U.S. Sen. Blanche Lincoln, in town for the holiday break, spoke just now on health care to a decent smattering of retirees at the Woodland Heights retirement center out the Mills Freeway.
The big news was that, at the very end, a woman in the crowd admonished Lincoln that she at least ought to have apologized for being 25 minutes late because, contrary to what she might think, retired people had things to do, and they were in the room on time.
The problem here is partly with politicians’ schedulers and handlers and otherwise unavoidable. Staffs schedule events too close together and then don’t strong-arm the politicians away from the lingering crowd after one event, thus showing up late for the next.

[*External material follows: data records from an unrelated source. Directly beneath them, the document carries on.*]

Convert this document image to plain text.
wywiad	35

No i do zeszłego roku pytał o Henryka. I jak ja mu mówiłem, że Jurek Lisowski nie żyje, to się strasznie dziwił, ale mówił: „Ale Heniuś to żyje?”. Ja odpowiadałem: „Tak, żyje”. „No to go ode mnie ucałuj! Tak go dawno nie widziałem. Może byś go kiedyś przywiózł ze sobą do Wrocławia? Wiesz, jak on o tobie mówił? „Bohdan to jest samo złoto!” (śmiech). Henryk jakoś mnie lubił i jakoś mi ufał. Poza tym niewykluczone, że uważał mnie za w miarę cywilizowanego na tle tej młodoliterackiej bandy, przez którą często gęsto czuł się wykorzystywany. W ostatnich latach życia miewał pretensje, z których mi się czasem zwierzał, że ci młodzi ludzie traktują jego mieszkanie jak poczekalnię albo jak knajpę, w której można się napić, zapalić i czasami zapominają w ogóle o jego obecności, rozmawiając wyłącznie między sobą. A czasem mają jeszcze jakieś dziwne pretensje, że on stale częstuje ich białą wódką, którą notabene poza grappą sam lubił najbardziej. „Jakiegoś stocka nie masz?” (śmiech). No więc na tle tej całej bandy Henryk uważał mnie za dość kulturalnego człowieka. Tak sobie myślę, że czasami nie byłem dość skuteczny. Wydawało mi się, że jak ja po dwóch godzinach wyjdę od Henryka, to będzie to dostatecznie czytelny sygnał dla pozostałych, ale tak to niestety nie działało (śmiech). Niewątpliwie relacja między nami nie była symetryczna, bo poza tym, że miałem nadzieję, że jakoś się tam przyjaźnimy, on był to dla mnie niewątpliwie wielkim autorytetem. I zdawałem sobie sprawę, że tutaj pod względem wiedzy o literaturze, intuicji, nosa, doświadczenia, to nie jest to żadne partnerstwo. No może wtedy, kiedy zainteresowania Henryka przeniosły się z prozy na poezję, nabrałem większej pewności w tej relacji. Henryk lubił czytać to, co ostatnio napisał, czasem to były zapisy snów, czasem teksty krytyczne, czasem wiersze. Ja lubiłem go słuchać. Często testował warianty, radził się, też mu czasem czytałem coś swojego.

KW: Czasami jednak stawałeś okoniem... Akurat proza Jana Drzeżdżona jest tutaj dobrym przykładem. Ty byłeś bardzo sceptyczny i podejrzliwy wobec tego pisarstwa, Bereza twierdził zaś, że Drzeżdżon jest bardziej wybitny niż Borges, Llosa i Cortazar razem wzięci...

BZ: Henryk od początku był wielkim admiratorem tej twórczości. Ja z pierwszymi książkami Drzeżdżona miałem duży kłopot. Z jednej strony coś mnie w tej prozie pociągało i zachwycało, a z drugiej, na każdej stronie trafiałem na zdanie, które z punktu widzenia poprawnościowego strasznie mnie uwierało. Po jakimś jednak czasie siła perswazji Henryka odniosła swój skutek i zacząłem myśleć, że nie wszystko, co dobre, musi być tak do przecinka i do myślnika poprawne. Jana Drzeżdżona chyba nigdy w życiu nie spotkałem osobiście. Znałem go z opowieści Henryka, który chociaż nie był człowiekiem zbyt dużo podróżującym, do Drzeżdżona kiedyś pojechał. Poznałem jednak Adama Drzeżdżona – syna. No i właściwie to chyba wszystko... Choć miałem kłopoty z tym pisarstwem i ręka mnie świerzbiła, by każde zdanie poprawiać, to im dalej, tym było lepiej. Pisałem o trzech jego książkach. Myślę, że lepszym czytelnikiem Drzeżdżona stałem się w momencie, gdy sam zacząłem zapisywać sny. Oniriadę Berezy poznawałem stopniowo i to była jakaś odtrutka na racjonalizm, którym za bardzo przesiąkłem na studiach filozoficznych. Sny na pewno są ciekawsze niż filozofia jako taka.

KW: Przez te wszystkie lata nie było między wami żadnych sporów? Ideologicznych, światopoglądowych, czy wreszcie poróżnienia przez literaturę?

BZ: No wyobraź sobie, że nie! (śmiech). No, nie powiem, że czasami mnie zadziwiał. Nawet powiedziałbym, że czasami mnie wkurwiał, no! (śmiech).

If the schedule is not flexible that way, then the aides have to act as bad-cop enforcers during the lingering aftermath.
Anyway, that was the news of the morning because Blanche didn’t make any news otherwise. She offered her typically engaging, positive platitudinously banality. We’ve just got to fix health care, golly, gee, because this is a great country and that flag sure is a stirring symbol, blah, blah, blah.
OK. Here’s the thing: Lincoln knows more than she says in her public appearances. Her command of detail is quite sound. She is a hard-working and plugged-in member of the integral Senate Finance Committee, which is merely drawing Obama’s health bill, and, thank goodness, her competence and work effectiveness are greater than her oratory.
For example: This morning a gentleman made a lengthy case for Medicare and said it wasn’t socialized medicine and that we ought to just institute a universal health care system like Medicare for everyone that would extend care and curb costs.
In response, Blanche expressed her gratitude for his idea but said, you now, there are a lot of good systems — S-Chip for kids, Medicaid for the poor, VA services — and we need to build on all of them.
That was her agreeable, engaging, deflective way of saying she disagreed with him. That’s because she knows that Medicare works for retirees as a universal coverer and cost-reducer, but that many doctors refuse to participate and we’d be in a world of practical hurt if we just took Medicare and made it for everyone.
The solution is more complex, and, as it grows more complex, Blanche more studiously avoids those complexities to stick with the engaging, platitudinous banalities — because that’s her style, her comfort zone.
I overheard one senior lady say to another afterward: “Well, we didn’t learn anything, but at least we didn’t go to sleep.”
Mission accomplished for Sen. Lincoln, I suspect.